Stava aspettando che tutti gli invitati alla festa di compleanno del Conte tornassero a casa. ormai se n’erano andati quasi tutti. Aveva aspettato quel momento per tanto, tanto tempo e adesso sembrava essere arrivato. Qualche tempo prima, aveva immaginato che si sarebbe sentito nervoso, impaurito, che non avrebbe saputo cosa fare e come fare e che magari non sarebbe stato in grado di portare a termine il suo compito. Ma adesso, dentro di lui c’erano solo calma, freddezza e consapevolezza. Avrebbe pugnalato il conte, dopo avergli rivelato chi era e perché voleva ucciderlo, con calma spettrale, per fargli assaporare bene il terrore, per fargli capire che cosa provava. E poi… poi non lo sapeva. Ci sarebbe poi stato un futuro? Oppure il sipario sarebbe calato e lui avrebbe cessato di esistere? Senza morire, niente di tutto questo. Né vita, né morte.
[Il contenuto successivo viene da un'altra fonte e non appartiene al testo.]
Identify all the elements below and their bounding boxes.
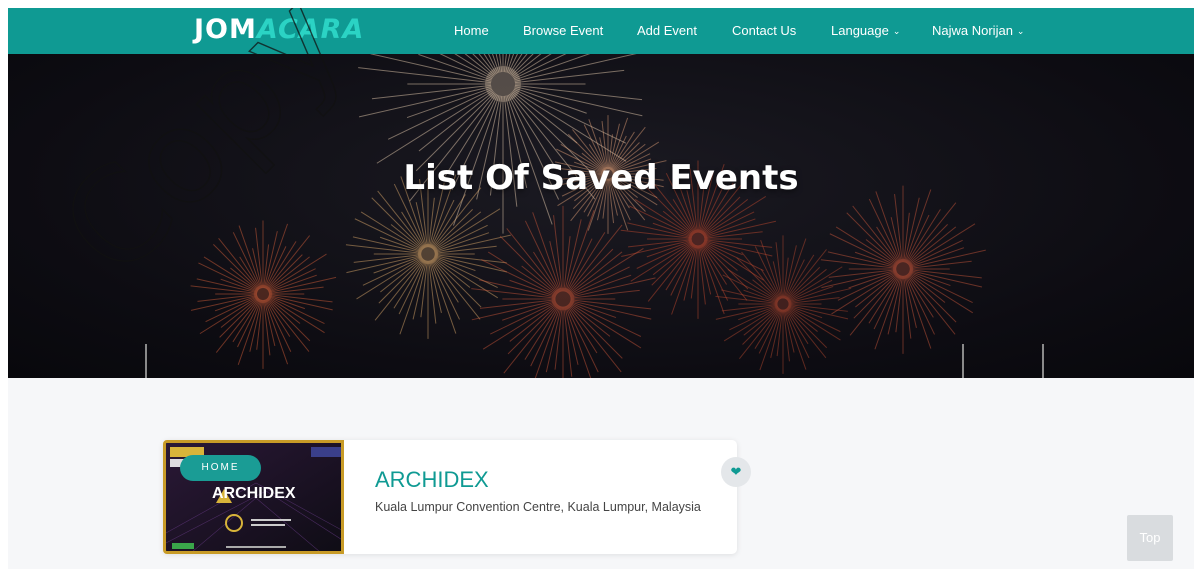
scroll-to-top-button[interactable]: Top — [1127, 515, 1173, 561]
nav-language-label: Language — [831, 23, 889, 38]
fireworks-background-image — [145, 54, 1044, 378]
nav-user-label: Najwa Norijan — [932, 23, 1013, 38]
nav-user-dropdown[interactable]: Najwa Norijan ⌄ — [932, 23, 1024, 38]
nav-language-dropdown[interactable]: Language ⌄ — [831, 23, 900, 38]
nav-contact-us[interactable]: Contact Us — [732, 23, 796, 38]
event-location: Kuala Lumpur Convention Centre, Kuala Lu… — [375, 500, 701, 514]
page-title: List Of Saved Events — [403, 158, 799, 198]
event-title[interactable]: ARCHIDEX — [375, 467, 489, 493]
brand-part2: ACARA — [256, 14, 365, 45]
nav-browse-event[interactable]: Browse Event — [523, 23, 603, 38]
chevron-down-icon: ⌄ — [892, 26, 901, 36]
page-frame: JOMACARA Home Browse Event Add Event Con… — [8, 8, 1194, 569]
unsave-heart-button[interactable]: ❤ — [721, 457, 751, 487]
hero-banner: List Of Saved Events — [8, 54, 1194, 378]
event-poster-logo-text: ARCHIDEX — [212, 485, 296, 502]
brand-part1: JOM — [194, 14, 257, 45]
heart-icon: ❤ — [730, 464, 742, 479]
brand-logo[interactable]: JOMACARA — [194, 14, 364, 45]
chevron-down-icon: ⌄ — [1016, 26, 1025, 36]
top-navbar: JOMACARA Home Browse Event Add Event Con… — [8, 8, 1194, 54]
nav-home[interactable]: Home — [454, 23, 489, 38]
nav-add-event[interactable]: Add Event — [637, 23, 697, 38]
event-category-badge[interactable]: HOME — [180, 455, 261, 481]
Solo il nulla, qualcosa che non esiste e che non ha importanza. E lui non contava niente. Era solo… un qualcosa. Un corpo che si muoveva senza autonomia. Senza sentimenti. Solo… il nulla. Un burattino? Ma i burattini, le marionette, non erano delle bambole usate per far divertire i bambini, per farli sentire bene? E allora, lui che cos’era? Era il buono o il cattivo? Oppure il personaggio che, per quanto secondario e marginale, avrebbe totalmente cambiato il finale della storia? Che cosa lo aveva cambiato? La morte di Charles? Oppure quella parte di lui, spietata e fredda e noncurante si sarebbe manifestata comunque, prima o poi?
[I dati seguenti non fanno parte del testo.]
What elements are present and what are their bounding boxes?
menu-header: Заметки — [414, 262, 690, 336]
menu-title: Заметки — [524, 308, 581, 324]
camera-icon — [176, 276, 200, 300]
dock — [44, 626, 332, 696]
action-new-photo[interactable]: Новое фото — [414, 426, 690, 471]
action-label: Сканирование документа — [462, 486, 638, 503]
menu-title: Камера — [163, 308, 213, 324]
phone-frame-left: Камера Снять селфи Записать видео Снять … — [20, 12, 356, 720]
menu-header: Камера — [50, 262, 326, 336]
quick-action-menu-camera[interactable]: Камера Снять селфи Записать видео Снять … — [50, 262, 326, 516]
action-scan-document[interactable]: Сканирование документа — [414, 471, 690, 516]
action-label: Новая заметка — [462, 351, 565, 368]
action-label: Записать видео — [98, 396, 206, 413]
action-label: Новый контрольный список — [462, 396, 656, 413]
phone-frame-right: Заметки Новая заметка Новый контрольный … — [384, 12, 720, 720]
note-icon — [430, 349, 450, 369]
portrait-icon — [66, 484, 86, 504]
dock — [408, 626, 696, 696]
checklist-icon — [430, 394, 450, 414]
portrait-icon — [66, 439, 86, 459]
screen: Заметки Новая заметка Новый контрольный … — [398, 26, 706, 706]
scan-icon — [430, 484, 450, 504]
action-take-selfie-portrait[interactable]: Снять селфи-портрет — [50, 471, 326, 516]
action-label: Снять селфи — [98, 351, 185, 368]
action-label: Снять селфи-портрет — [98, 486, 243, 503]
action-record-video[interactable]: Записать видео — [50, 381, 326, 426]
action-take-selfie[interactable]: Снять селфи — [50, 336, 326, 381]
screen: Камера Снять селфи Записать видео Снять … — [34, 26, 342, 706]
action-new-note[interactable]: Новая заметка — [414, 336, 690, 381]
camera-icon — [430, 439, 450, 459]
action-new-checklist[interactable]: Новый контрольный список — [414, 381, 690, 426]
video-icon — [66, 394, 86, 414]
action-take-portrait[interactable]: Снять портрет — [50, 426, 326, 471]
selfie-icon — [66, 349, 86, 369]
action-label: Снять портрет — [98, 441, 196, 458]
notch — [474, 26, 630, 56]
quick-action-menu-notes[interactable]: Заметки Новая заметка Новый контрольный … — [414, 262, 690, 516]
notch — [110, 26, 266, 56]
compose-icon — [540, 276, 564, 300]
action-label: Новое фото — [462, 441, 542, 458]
Sospirò, fissando la neve che scendeva tenue. Che poteva farci? Era il suo destino. Fissò apparentemente senza interesse l’ultima coppia che si congedava dalla dimora del Conte e, finalmente, decise di mettere in atto il suo piano. La finestra del primo piano era aperta. Sarebbe potuto comodamente entrare dalla porta, ma non intendeva correre rischi. Doveva assolutamente raggiungere il conte e parlargli e ammazzarlo. Salì su un albero, di ramo in ramo e alla fine raggiunse la finestra. Entrò. Probabilmente quello era lo studio del conte. Si nascose dietro la porta, aspettando, pazientemente. Dopo pochi minuti udì dei passi nel corridoio. Qualcuno stava avvicinandosi. Passi decisi, virili, di qualcuno che si trovava in casa sua… era il conte, probabilmente. E così fu. Aprì la porta, non vedendo Alex dietro questa e andò ad aprire un armadietto, chiuso a chiave. Ne estrasse una bottiglietta di vetro. Brandy. Bevette qualche sorso, quindi la tappò di nuovo e la rimise nell’armadietto, sospirando soddisfatto. Alex si chiese se il conte avesse ucciso qualcuno anche quella sera. Poi, decise di darsi una mossa. Non poteva esitare, né commettere errori. Chiuse la porta, intrappolandosi all’interno della stanza con il conte, che, sorpreso dal rumore della porta che si chiudeva, si voltò e lo vide.

-         Ti aspettavo. – lo accolse il conte, senza muovere un muscolo del volto né cambiare espressione – Siediti, Alex. Bevi con me. parliamo.

-         Non è per parlare che sono qui, conte. – ribattè Alex, calmo.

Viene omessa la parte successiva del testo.